Talento precocissimo strappato all’hockey e al ping pong, a 15 anni già debutta e vince un match in Davis (record) e a 18 conquista prima Roma e poi Parigi, entrando in modo dirompente in un mondo che è rimasto identico a se stesso praticamente da un secolo. È vero, c’erano stati già interpreti del rovescio a due mani e, appena prima di lui, Connors lo aveva sdoganato ad alti livelli, ma le generazioni successive si sono ispirate a lui per abbandonare, salvo rare e lodevoli eccezioni, il rovescio tradizionale. Ma l’impatto di Bjorn (tra l’altro il primo giocatore a farsi accompagnare dal coach, Lennart Bergelin) sulla tecnica è legato soprattutto all’uso esasperato del top spin, cioè della rotazione impressa alla palla con il taglio dal basso verso l’alto, per il quale si richiedono doti fisiche e di controllo del corpo eccezionali: sparisce il giocatore che cerca in fretta la rete, sostituito dal maratoneta che mette pressione da fondo e si affida alla difesa esasperata, anche se sull’erba è stato poi in grado di snaturarsi (scendeva a rete, basta guardare i filmati dell’epoca) e di vincere cinque volte Wimbledon, peraltro senza mai disputare in carriera alcun altro torneo sui prati.
Ma al successo di Borg ha contribuito l’immagine glaciale eppur affascinante, i lunghi capelli biondi tenuti da una fascia, la barba quasi incolta, lo sguardo penetrante. Insomma, Bjorn è diventato presto un’icona, dando vita negli anni 70, insieme agli Abba e a Ingemar Stenmark, a quello che alcuni definirono addirittura Rinascimento Svedese. E, come sempre, la grandezza di un personaggio viene amplificata dalla forza degli avversari. Lui non sarebbe entrato così presto nel mito se non avesse incontrato John McEnroe, una rivalità che ha portato il tennis in una nuova dimensione, rendendolo popolare anche al di fuori della cerchia ristretta dei club e quindi appetibile per tv e sponsor: «Venivamo da due culture diverse, ma eravamo più simili di quanto sembrasse: tutti e due detestavamo perdere e volevamo essere i migliori». La loro finale a Wimbledon del 1980, quella del famoso tie break dei 34 punti, è unanimemente considerata la più bella partita di sempre.

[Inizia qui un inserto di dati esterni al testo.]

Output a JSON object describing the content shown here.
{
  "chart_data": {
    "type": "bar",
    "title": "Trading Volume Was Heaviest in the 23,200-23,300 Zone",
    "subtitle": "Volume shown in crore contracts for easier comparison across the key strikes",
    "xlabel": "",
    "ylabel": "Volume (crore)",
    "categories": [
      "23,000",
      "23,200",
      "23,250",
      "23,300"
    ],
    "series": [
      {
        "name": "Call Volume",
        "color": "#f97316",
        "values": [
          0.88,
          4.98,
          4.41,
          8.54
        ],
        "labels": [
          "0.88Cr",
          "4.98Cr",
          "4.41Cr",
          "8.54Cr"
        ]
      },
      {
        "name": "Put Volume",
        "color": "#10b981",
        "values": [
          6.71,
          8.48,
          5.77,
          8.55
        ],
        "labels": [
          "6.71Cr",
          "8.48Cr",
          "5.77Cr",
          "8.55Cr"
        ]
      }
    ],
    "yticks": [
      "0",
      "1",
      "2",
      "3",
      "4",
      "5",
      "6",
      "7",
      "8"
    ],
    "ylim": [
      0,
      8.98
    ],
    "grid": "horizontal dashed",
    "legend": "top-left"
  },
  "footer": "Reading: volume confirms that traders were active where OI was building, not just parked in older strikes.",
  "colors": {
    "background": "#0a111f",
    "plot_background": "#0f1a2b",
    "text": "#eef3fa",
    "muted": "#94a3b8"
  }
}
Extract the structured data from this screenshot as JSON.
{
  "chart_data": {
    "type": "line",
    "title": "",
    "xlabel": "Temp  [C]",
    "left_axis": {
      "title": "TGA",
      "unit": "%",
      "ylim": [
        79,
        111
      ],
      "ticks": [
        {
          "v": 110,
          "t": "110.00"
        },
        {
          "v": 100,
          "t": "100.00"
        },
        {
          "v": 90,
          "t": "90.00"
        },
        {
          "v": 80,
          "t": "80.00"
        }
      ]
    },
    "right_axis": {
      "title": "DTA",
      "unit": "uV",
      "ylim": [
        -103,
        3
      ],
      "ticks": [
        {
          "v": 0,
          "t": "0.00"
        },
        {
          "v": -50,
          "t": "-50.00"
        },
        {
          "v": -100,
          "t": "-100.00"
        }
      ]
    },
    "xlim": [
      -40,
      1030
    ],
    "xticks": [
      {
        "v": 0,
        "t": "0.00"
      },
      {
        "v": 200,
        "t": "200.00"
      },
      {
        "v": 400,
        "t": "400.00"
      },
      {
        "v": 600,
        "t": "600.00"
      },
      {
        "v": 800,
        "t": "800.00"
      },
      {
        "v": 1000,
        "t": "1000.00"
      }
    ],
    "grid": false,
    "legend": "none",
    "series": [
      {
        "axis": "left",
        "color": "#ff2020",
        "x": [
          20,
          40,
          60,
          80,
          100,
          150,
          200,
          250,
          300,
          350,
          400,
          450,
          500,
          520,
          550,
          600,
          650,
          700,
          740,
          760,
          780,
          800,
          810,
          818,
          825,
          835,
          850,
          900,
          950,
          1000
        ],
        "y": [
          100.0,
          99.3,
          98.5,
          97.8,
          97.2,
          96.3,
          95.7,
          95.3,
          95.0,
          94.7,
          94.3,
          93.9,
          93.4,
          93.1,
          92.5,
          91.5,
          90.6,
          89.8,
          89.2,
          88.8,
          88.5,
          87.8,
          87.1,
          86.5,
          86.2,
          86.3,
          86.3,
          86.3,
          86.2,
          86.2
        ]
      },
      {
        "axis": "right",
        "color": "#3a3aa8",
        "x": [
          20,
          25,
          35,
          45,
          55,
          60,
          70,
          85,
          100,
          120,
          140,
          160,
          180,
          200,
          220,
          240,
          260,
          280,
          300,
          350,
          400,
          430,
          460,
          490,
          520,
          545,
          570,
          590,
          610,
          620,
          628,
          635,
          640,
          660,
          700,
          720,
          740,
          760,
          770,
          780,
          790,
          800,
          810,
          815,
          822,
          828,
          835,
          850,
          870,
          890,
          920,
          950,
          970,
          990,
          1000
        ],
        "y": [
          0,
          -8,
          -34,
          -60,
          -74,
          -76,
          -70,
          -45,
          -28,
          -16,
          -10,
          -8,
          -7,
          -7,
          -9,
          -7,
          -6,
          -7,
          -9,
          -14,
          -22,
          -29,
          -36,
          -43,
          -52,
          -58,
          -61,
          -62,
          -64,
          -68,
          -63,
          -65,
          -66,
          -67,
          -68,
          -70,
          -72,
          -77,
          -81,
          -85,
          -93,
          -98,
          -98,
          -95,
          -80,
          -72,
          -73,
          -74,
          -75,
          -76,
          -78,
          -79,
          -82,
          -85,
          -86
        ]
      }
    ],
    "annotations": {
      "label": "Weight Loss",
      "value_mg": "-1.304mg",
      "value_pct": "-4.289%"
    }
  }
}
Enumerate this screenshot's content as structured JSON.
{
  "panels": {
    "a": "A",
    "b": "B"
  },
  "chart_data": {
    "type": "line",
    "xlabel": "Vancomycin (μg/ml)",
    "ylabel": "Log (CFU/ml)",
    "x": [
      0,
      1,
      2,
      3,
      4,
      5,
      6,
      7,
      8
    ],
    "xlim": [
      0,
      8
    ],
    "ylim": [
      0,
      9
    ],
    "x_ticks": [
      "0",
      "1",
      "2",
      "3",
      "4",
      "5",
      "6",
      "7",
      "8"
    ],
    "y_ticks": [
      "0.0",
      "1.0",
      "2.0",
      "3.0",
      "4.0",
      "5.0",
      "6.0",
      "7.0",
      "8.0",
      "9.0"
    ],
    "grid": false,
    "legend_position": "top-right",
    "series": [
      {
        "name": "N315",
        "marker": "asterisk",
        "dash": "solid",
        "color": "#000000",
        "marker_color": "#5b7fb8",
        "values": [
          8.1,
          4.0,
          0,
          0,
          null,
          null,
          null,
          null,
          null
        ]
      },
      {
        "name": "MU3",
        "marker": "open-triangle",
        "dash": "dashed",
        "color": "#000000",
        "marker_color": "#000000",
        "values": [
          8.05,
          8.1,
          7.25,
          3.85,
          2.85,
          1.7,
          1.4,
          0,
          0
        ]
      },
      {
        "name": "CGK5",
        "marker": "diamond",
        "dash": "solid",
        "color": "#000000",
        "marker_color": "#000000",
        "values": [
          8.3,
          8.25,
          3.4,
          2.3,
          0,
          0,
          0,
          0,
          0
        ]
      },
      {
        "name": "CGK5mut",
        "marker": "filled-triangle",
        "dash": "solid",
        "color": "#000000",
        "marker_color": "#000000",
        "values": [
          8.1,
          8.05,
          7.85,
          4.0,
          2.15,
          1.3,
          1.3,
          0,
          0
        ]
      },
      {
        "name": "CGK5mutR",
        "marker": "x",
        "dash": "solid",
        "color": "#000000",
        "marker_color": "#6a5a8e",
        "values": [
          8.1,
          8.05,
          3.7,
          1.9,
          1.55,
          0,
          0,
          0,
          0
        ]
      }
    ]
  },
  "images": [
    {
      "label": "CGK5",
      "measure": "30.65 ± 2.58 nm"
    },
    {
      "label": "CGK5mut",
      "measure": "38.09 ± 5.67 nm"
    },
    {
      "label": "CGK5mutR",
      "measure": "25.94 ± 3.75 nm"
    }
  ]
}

Gli anni migliori dello svedese sono quelli tra il 1978 e il 1980 quando, unico giocatore a riuscirci, vince per tre volte consecutive Parigi e Wimbledon, dando il senso di un dominio che solo il cemento americano riuscirà ad incrinare, con le finali perse nel 1978 (da Connors) e nel 1980 (da McEnroe) che probabilmente gli hanno impedito il Grande Slam. Numero uno per 109 settimane, 64 tornei in carriera (11 Slam), il declino di Bjorn, come ha ammesso lui stesso, inizia proprio da quella finale vinta a Wimbledon nel 1980, quando si rende conto che qualcuno è arrivato molto vicino a batterlo. Stanco, con il fisico e la mente logorati, annuncia il ritiro nel gennaio 1983. Da quel momento, i tentativi di un mesto rientro nel 1991 e nel 1993 ne offuscano solo in parte l’immagine, insieme al matrimonio (il suo secondo) con la Berté dal 1989 al 1993, costellato di liti furibonde e tentativi di suicidio e alla bancarotta che lo costringe, nel 2006, a mettere all’asta alcuni trofei (tra cui due racchette) per racimolare denaro, prima che Agassi e McEnroe lo convincano a soprassedere. L’uomo avrà avuto le sue pecche, ma il giocatore resta eccezionale, un vero simbolo e ancora oggi il migliore per percentuale di partite vinte in carriera, l’82,74%. Un fenomeno che la Svezia ha giustamente premiato come suo più forte sportivo di sempre, facendo arrabbiare Ibrahimovic. Ma questo è un dettaglio. Auguri, Bjorn.